A mensagem é clara: não estamos vivendo uma substituição homogênea. Estamos presenciando uma drástica reconfiguração do valor profissional. Quem domina competências técnicas raras e estratégicas está capturando orçamentos que antes financiavam equipes inteiras.
Ascensão da IA: o que fazer?
Para os departamentos de RH e para os executivos que desejam manter suas equipes relevantes e produtivas nesse novo cenário, o momento exige ação estratégica. Isso começa com o mapeamento detalhado de funções expostas à automação e daquelas que exigem julgamento crítico, criatividade e empatia – atributos que seguem sendo profundamente humanos.
Redesenhar cargos com base nesse entendimento é essencial. Um bom ponto de partida é adotar uma lógica de job crafting inteligente, distribuindo as tarefas de forma que cerca de 70% possam ser potencializadas por ferramentas de IA, enquanto os outros 30% permaneçam sob domínio de habilidades humanas insubstituíveis, como negociação, estratégia e storytelling. Essa combinação fortalece o engajamento, a produtividade e a empregabilidade.
No nível individual, o profissional que consegue demonstrar claramente o valor que agrega – seja em aumento de receita, redução de custos ou mitigação de riscos – tem maior poder de negociação, mesmo fora das grandes empresas de tecnologia. A diferenciação, hoje, está menos no título do cargo e mais na clareza do impacto gerado.
Também é preciso ampliar as habilidades de “jogo coletivo”. Soft skills como colaboração multidisciplinar, visão de negócio e comunicação empática são o entrosamento que define o desempenho de um time – e, em muitos casos, são o diferencial que falta a um técnico brilhante, mas isolado.

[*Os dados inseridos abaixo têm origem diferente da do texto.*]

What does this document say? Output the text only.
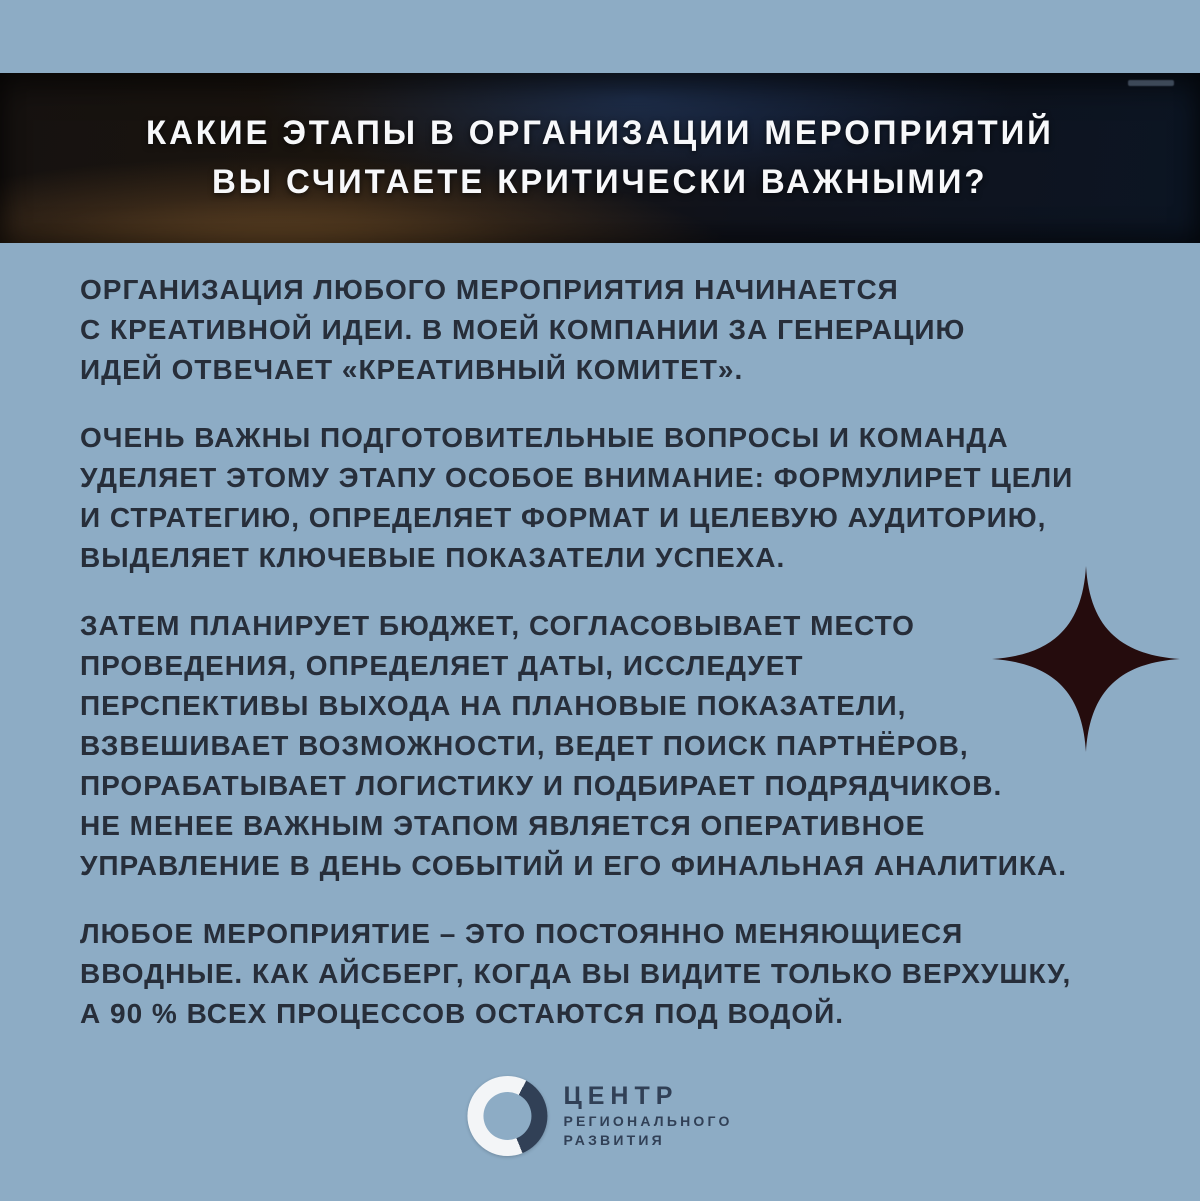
КАКИЕ ЭТАПЫ В ОРГАНИЗАЦИИ МЕРОПРИЯТИЙ
ВЫ СЧИТАЕТЕ КРИТИЧЕСКИ ВАЖНЫМИ?
ОРГАНИЗАЦИЯ ЛЮБОГО МЕРОПРИЯТИЯ НАЧИНАЕТСЯ
С КРЕАТИВНОЙ ИДЕИ. В МОЕЙ КОМПАНИИ ЗА ГЕНЕРАЦИЮ
ИДЕЙ ОТВЕЧАЕТ «КРЕАТИВНЫЙ КОМИТЕТ».
ОЧЕНЬ ВАЖНЫ ПОДГОТОВИТЕЛЬНЫЕ ВОПРОСЫ И КОМАНДА
УДЕЛЯЕТ ЭТОМУ ЭТАПУ ОСОБОЕ ВНИМАНИЕ: ФОРМУЛИРЕТ ЦЕЛИ
И СТРАТЕГИЮ, ОПРЕДЕЛЯЕТ ФОРМАТ И ЦЕЛЕВУЮ АУДИТОРИЮ,
ВЫДЕЛЯЕТ КЛЮЧЕВЫЕ ПОКАЗАТЕЛИ УСПЕХА.
ЗАТЕМ ПЛАНИРУЕТ БЮДЖЕТ, СОГЛАСОВЫВАЕТ МЕСТО
ПРОВЕДЕНИЯ, ОПРЕДЕЛЯЕТ ДАТЫ, ИССЛЕДУЕТ
ПЕРСПЕКТИВЫ ВЫХОДА НА ПЛАНОВЫЕ ПОКАЗАТЕЛИ,
ВЗВЕШИВАЕТ ВОЗМОЖНОСТИ, ВЕДЕТ ПОИСК ПАРТНЁРОВ,
ПРОРАБАТЫВАЕТ ЛОГИСТИКУ И ПОДБИРАЕТ ПОДРЯДЧИКОВ.
НЕ МЕНЕЕ ВАЖНЫМ ЭТАПОМ ЯВЛЯЕТСЯ ОПЕРАТИВНОЕ
УПРАВЛЕНИЕ В ДЕНЬ СОБЫТИЙ И ЕГО ФИНАЛЬНАЯ АНАЛИТИКА.
ЛЮБОЕ МЕРОПРИЯТИЕ – ЭТО ПОСТОЯННО МЕНЯЮЩИЕСЯ
ВВОДНЫЕ. КАК АЙСБЕРГ, КОГДА ВЫ ВИДИТЕ ТОЛЬКО ВЕРХУШКУ,
А 90 % ВСЕХ ПРОЦЕССОВ ОСТАЮТСЯ ПОД ВОДОЙ.
ЦЕНТР
РЕГИОНАЛЬНОГО
РАЗВИТИЯ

E quando mudanças forem inevitáveis, como em processos de desligamento, a forma como a empresa conduz essas transições importa – e muito. Programas de outplacement, recolocação e requalificação não apenas preservam a reputação organizacional mas também reduzem os impactos negativos nas redes sociais, fortalecendo o vínculo com quem fica.
Segue o jogo
A história mostra que toda revolução tecnológica cria novos papéis em campo, mesmo que encerre antigos. A IA não é exceção. Se empresas que estão na vanguarda dessa revolução continuam pagando valores de elite para atrair e reter pessoas, é sinal de que o jogo ainda está em andamento e os humanos continuam sendo peças decisivas.
No final das contas, a pergunta mais importante não é se você será substituído por um algoritmo. A verdadeira pergunta é: você está treinando hoje para assistir ao jogo da arquibancada ou para entrar em campo como titular?
A decisão – e o próximo toque na bola – segue nos seus pés.